Link to starter code and data

Futher Reading

Matrix Factorization Techniques for Recommender Systems by Yehuda Koren, Robert Bell and Chris Volinsky

Authors were on the winning team of Netflix prize
Paper includes algorithms—but beware different notation

Model Extensions

Once you nail the matrix factorization model, here are some ideas to get even better performance.

Biases only baseline

A simpler model that helps introduce important ideas is the “biases” only model. This has an overall baseline score \(\mu\) and an offset (or “bias”) \(a_i\) for each user as well as a bias \(b_j\) for each movie. The model is:

\[ h(i,j) = \mu + a_i + b_j \]

For example

Suppose the overall average rating is \(\mu = 3.8\)
However, alice loves movies, so her bias is \(a_1 = +0.4\)
Bob is hard to please, so his bias is \(a_2 = -0.7\)
Silence of the Lambs is hard to watch: \(b_2 = -0.4\)
Everyone loves WALL-E: \(b_3 = +1.3\)
Etc.

Parameters

\(\mu\)
\(a_i\), \(i=1,\ldots, m\)
\(b_j\), \(j=1,\ldots, n\)

To learn these parameters, write down the partial derivatives of the cost function with respect \(\mu\), \(a_i\), and \(b_j\) and plug them into stochastic gradient descent.

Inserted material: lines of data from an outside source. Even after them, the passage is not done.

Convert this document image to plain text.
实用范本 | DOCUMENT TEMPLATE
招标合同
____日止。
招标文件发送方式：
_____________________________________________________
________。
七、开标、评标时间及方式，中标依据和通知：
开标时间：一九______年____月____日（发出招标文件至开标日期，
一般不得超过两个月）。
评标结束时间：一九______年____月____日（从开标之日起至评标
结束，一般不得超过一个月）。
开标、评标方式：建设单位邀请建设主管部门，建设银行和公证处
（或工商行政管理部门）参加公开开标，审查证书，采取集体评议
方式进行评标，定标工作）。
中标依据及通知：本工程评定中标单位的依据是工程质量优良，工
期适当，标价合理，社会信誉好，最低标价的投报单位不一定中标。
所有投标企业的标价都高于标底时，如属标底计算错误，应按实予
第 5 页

Matrix Factorization + Biases

The biases only model can be incorporated into the matrix factorization model to improve performance:

\[ h(i,j) = \mu + a_i + b_j + \mathbf{u}_i^T \mathbf{v}_j \]

Parameters

\(\mu\)
\(a_i\), \(i=1,\ldots, m\)
\(b_j\), \(j=1,\ldots, n\)
\(\mathbf{u}_i \in \mathbb{R}^d\), \(i=1,\ldots, m\)
\(\mathbf{v}_j \in \mathbb{R}^d\), \(j=1,\ldots, n\)

To learn these parameters, combine the partial derivatives from the basic matrix factorization model with those from the biases only model and update them all within stochastic gradient descent.